Esto no significaba que la sangre animal en sí misma (sus componentes químicos) asegurara la expiación; sino que se trataba de la sangre “haciendo expiación de la persona”. Pero no había expiación hasta que se ofrecía la sangre del animal, por tanto el sacrificio no era sencillamente una exteriorización simbólica o pantomima teológica.

Los sacrificios animales del Antiguo Testamento tenían un significado triple. Las ofrendas eran típicas; apuntaban hacia el sacrificio perfecto del Cordero de Dios. Eran teocráticas; otorgaban perdón civil y restauraban el prestigio de la persona en la comunidad teocrática. Y parece cierto que los sacrificios también eran morales; si se ofrecían con verdadera fe en Dios y en su revelación, ellos eliminaban la culpa moral real. En numerosas ocasiones la ley le prometía al que ofrecía que “le hará el sacerdote expiación de su pecado que habrá cometido, y será perdonado” (Lv. 4:35).

Las ofrendas cumplían un doble propósito.[1] El propósito revelado de Dios en estos sacrificios animales era asegurar la expiación y el perdón, así como obtener restauración conforme a la norma del pacto (Lv. 4:26, 31, 35; Sal. 51:9; Is. 38:17; Mi. 7:19). El propósito oculto del sistema sacrificial era su esperanza en la futura consumación del sacrificio perfecto de Cristo.
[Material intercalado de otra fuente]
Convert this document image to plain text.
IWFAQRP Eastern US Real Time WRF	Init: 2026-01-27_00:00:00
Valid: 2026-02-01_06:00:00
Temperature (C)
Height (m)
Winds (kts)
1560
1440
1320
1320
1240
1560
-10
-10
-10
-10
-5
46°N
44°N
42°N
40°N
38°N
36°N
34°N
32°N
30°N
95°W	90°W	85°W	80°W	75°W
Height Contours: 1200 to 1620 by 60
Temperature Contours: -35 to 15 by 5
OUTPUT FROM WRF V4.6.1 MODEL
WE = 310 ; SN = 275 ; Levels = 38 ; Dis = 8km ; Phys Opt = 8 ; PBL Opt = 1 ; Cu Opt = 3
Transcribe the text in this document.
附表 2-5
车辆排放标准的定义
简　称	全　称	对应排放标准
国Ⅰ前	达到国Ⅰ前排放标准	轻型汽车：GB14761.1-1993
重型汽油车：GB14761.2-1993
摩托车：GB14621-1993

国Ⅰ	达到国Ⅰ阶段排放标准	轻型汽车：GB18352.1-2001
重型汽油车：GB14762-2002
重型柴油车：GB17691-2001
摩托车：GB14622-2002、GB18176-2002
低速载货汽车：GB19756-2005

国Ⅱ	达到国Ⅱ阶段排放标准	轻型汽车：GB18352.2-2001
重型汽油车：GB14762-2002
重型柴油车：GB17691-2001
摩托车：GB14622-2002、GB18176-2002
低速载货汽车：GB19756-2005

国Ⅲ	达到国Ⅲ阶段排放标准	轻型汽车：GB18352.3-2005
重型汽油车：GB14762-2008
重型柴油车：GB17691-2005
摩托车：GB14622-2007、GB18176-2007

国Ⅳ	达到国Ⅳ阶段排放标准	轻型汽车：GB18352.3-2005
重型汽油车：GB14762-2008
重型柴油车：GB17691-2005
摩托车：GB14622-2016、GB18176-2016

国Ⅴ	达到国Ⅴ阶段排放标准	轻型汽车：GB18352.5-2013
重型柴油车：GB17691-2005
Los creyentes del Antiguo Testamento morían en fe pero, “no recibieron lo prometido; proveyendo Dios alguna cosa mejor para nosotros, para que no fuesen ellos perfeccionados aparte de nosotros” (He. 11:39-40). Esto no significa sin embargo que el creyente del Antiguo Testamento no obtuviese perdón; sí obtenía un perdón verdadero por sus pecados, o dicho de mejor manera, una expiación práctica de sus pecados. Cada día de su vida, tras estar en el altar, podía decir, “Cuanto está lejos el oriente del occidente, Hizo alejar de nosotros nuestras rebeliones” (Sal. 103:12).

En estos sacrificios animales el pecado objetivo necesitaba un sacrificio objetivo para que no existiera ni la más mínima noción en la mente de Dios de que había una finalidad ética en esta transacción. Él perdonaba a los pecadores “a crédito” validando los sacrificios animales sobre la base del sacrificio venidero de Cristo, el Cordero “destinado desde antes de la fundación del mundo” (1 P. 1:20) para llevar nuestros pecados. Dios, en su paciencia, “pasó por alto” los pecados de los creyentes del Antiguo Testamento (Ro. 3:25) habiendo predestinado la eliminación final que vendría con el sacrificio expiatorio infinito de Cristo. Este sacrificio también trajo “remisión de las transgresiones que había bajo el primer pacto” (He. 9:15).

El autor de Hebreos explica cuidadosamente que la expiación de Jesucristo ha cumplido y reemplazado el sistema sacrificial que había funcionado durante milenios. No existe sacerdocio o vía de acercamiento hacia Dios que no sea la del “…camino nuevo y vivo que él [Cristo] nos abrió a través del velo, esto es, de su carne” (He. 10:20). Su sacrificio fue final e infinito: “…pero ahora, en la consumación de los siglos, se presentó una vez para siempre por el sacrificio de sí mismo para quitar de en medio el pecado” (He. 9:26). Su expiación también es eternamente permanente: Él “[ofreció] una vez para siempre un solo sacrificio por los pecados”. La frase “para siempre” es la traducción de “eis to dienekes”, y su significado implica perpetuamente o continuamente. 


[1] Ver Hobart E. Freeman, “The Problem of the Efficacy of Old Testament Sacrifices,” GJ 4 (invierno 1963): 21-28.